Some of the many opportunities to participate in religious and spiritual life at the College are detailed below.
Each week of the school term, Mass is celebrated by the College Chaplain, in the college’s War Memorial Chapel. On Holy Days of Obligation there is also normally a Mass held at the College.
Major events in the life of Waverley College are celebrated with a Mass or liturgy for the entire community. These include:
- Commencement Mass (to mark the start of the school year)
- Ash Wednesday
- Easter Liturgy
- Anzac Day Liturgy
- May Procession (first Sunday in May)
- Valete Mass (Mass to celebrate the graduation of Year 12 students)
- the end of the school year.
Parents and members of the wider school community are always welcome and are warmly invited to attend any College liturgy. A Mass is also held annually for all students from each of the eight college Houses.
From time to time, individual Religious Education classes and year groups in both the Junior School and Senior School attend special celebrations as part of the Religious Education program.
The Annual Waverley College May Procession in Honour of Our Lady is held on the afternoon of the first Sunday in May. It is the longest-running Marian Procession celebrated in Australia. This is a compulsory event for students and is also attended by our families, staff and alumni. The Procession recognises the great esteem held by our founder Edmund Rice for Mary, and reminds all in the College community of the presence and life of Mary in our lives today.
Spirituality & Ministry
There are many ways for students to make a commitment to their faith as part of their school life:
Sodality of Our Lady
The Sodality was founded by our students in 1908. Its purpose is to help students deepen their devotion to Our Lady and to understand Mary’s place not only in our lives, but in the life of both the Church and the world in contemporary society. Members are drawn from Years 8 to 12 and meet once a week.
Extraordinary Ministers of the Eucharist
Students are able to serve as ministers of the Eucharist, sharing the presence of Christ with all who receive the body and blood of Christ. They are ministers of the assembly in the service of the Lord. Our first eucharistic ministers were instituted in 2001 and are generally chosen from the Year 11 students.
Readers or Lectors
In the Eucharist, the Lector proclaims the scriptures in the midst of the Assembly, sharing with them the sacred stories of our faith, enabling the Assembly to take hold of these stories and make them their own. Any student, from any year level, may undertake the role of Lector.
Sacristans are responsible for setting up for Masses and packing up afterwards. Only the most responsible students are selected for these important duties.
A very special and dedicated group of students within the College community, altar servers are rostered to serve at Mass. Altar Servers are called from all year groups.
Students interested in engaging in any of these activities should speak with the Chaplain, Fr Milani or Director of Mission, Phil Davis.
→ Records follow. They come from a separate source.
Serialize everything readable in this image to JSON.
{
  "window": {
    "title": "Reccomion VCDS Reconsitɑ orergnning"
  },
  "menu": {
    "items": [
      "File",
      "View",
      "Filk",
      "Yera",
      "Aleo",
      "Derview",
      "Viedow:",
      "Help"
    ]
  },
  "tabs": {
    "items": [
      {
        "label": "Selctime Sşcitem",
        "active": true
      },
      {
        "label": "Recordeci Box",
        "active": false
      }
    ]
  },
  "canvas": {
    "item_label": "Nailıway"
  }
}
Inspired by the charism of Edmund Rice, the College encourages students to live out the gospel values by siding with those oppressed by poverty and injustice.
Social justice concepts are integrated throughout the curriculum and opportunities are provided for all students to be involved in social action with a view to exposing them to the marginalised and awakening their social conscience.
Social activism is encouraged in Years 5 and 6 with students participating in a wide range of school-based fundraising, including an annual walkathon.
There is a particular emphasis on social action in Year 11 when the students are required to participate in a comprehensive community service program which includes donating blood, serving at the Matthew Talbot kiosk, playing Bingo with residents at a nursing home and mentoring disadvantaged children. Some students can also choose to visit a remote Aboriginal community for a week, and many are involved in St Vincent de Paul Society’s ‘Sydney Night Patrol’ program, which provides meals, blankets and companionship to homeless people.
School activities maintain a close link with social justice endeavours initiated by the Edmund Rice Network. As a result, students from Years 10 and 11 are offered an opportunity to participate in an annual immersion to Timor-Leste where they spend time with the young people of Timor-Leste, building friendships, renovating classrooms and learning about subsistence economies. It is an authentic experience, where people from different backgrounds walk beside each other, share a journey and gain an understanding of a different culture.
In addition, each of the eight Houses chooses a charity or cause to support each year, and students assume responsibility for the work needed to promote their cause.
These activities encourage the development of positive leadership, responsibility and compassion. A teaching program centred on advocacy also encourages students to be aware of, evaluate and act on social justice issues in their own community and around the world.
The college seeks to constantly improve its social justice program through the gathering, analysis and appropriate dissemination of data on best practice in the subject.